I've just started using pybel and came across your interesting blog.

However, I'm curious about the definition of HBD used here. Lipinski defines this as the sum of OHs and NHs which I interpret differently to the other posters - to my mind this means that NH2 is counted twice.

Indeed, in his original Table 1, Atenolol has HBD value of 4 (similarly Aciclovir) which arises from counting NH2 as having HBD value of 2.

Could someone comment on this? I'm confused!

Noel O'Boyle said...

@Dast: I think there is only one way to find out for certain what Lipinksi's intention was - ask him! If you Google "Chris Lipinski" his email address is contained in the first hit. If you find out the answer, I would very be interested to hear.

Unknown said...

I can ask Chris Lipinski but unfortunately (to my mind), whatever his original intention was the term HBD has already come to be interpreted in different ways by different groups.

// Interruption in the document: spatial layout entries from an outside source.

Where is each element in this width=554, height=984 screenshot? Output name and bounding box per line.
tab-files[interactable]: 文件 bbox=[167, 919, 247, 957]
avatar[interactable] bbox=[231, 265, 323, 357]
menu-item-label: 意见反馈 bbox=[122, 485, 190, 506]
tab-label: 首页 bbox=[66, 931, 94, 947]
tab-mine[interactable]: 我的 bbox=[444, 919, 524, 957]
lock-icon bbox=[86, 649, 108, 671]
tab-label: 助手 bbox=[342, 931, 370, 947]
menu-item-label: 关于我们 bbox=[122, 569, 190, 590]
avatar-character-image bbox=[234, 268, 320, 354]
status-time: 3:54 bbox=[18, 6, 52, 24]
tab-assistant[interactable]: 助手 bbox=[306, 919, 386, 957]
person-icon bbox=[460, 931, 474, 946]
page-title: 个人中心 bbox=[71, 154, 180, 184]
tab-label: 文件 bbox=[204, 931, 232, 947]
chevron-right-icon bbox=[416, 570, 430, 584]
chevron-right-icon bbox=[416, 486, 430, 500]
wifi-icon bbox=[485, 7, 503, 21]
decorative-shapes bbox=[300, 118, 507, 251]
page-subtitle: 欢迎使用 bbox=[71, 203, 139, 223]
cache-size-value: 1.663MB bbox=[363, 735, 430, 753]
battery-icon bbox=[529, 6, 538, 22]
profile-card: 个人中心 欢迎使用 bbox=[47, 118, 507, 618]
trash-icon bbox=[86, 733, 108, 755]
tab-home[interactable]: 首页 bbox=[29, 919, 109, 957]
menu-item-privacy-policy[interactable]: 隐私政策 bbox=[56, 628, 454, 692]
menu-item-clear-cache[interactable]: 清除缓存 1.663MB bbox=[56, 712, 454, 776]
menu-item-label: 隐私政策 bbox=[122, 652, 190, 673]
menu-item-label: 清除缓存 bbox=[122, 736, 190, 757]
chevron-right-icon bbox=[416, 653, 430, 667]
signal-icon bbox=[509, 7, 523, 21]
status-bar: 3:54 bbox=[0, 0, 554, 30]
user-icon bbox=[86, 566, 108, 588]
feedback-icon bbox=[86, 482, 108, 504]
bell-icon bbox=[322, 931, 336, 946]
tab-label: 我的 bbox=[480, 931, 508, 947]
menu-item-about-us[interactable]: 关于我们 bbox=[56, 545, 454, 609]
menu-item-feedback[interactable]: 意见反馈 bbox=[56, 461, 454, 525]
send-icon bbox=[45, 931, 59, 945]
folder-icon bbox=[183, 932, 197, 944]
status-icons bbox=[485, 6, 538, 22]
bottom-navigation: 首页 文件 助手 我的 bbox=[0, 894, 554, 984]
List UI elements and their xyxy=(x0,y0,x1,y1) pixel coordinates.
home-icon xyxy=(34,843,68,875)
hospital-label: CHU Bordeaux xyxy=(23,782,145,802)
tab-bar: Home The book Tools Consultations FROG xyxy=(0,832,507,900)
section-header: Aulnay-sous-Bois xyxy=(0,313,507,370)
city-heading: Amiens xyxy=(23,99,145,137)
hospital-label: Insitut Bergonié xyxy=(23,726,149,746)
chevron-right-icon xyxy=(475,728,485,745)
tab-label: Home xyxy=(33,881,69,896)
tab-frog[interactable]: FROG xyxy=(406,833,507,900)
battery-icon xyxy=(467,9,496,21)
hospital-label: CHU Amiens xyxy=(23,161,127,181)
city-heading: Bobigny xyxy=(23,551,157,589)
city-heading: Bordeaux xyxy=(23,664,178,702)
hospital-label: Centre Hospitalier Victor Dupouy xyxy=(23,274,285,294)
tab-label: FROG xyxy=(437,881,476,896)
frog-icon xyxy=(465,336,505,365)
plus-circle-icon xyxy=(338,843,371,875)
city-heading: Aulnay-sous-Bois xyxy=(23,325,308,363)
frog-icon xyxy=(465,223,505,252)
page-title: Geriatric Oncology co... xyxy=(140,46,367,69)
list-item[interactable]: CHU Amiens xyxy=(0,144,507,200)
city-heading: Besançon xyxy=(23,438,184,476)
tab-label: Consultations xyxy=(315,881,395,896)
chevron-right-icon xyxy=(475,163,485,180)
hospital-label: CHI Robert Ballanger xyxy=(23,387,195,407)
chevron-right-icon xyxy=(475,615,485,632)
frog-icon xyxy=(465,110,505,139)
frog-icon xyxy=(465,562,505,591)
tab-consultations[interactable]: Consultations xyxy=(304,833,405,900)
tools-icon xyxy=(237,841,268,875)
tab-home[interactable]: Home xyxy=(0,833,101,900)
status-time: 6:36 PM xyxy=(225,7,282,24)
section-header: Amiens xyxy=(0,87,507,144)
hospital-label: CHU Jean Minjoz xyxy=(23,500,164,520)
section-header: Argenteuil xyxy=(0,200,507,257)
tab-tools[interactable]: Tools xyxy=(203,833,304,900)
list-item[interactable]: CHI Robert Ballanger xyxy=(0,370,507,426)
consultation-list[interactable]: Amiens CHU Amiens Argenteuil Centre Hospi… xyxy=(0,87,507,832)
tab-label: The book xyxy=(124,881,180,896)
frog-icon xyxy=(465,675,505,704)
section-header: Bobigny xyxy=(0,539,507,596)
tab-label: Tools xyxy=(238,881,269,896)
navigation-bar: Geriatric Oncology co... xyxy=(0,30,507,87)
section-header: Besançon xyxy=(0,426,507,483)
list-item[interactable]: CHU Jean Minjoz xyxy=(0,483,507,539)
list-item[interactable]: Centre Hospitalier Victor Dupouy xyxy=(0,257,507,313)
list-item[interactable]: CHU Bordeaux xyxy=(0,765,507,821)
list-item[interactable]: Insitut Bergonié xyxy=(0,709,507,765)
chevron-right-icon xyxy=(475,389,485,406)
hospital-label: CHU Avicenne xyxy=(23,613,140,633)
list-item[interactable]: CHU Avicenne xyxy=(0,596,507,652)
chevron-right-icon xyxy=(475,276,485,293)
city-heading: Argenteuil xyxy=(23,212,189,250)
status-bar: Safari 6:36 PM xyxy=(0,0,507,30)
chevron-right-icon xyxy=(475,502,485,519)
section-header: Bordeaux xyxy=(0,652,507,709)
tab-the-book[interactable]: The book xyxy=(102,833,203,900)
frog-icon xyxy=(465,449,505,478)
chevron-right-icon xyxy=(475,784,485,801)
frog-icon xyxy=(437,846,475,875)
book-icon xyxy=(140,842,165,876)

In my work we routinely use the Accord for Excel (Accelrys) add-in which counts NH2 twice and I would prefer to stick with this interpretation. Could you please suggest what SMARTS could give such a result?
Regards

Noel O'Boyle said...

I am afraid that I'm not very familiar with SMARTS. Perhaps you should email the CCL.net list.

Unknown said...

It's quite interesting. My question here is whether PYBEL is useful for converting SMILES to SDF format or not ?

Noel O'Boyle said...

Since Open Babel can do that, it's also possible to do that conversion with Pybel.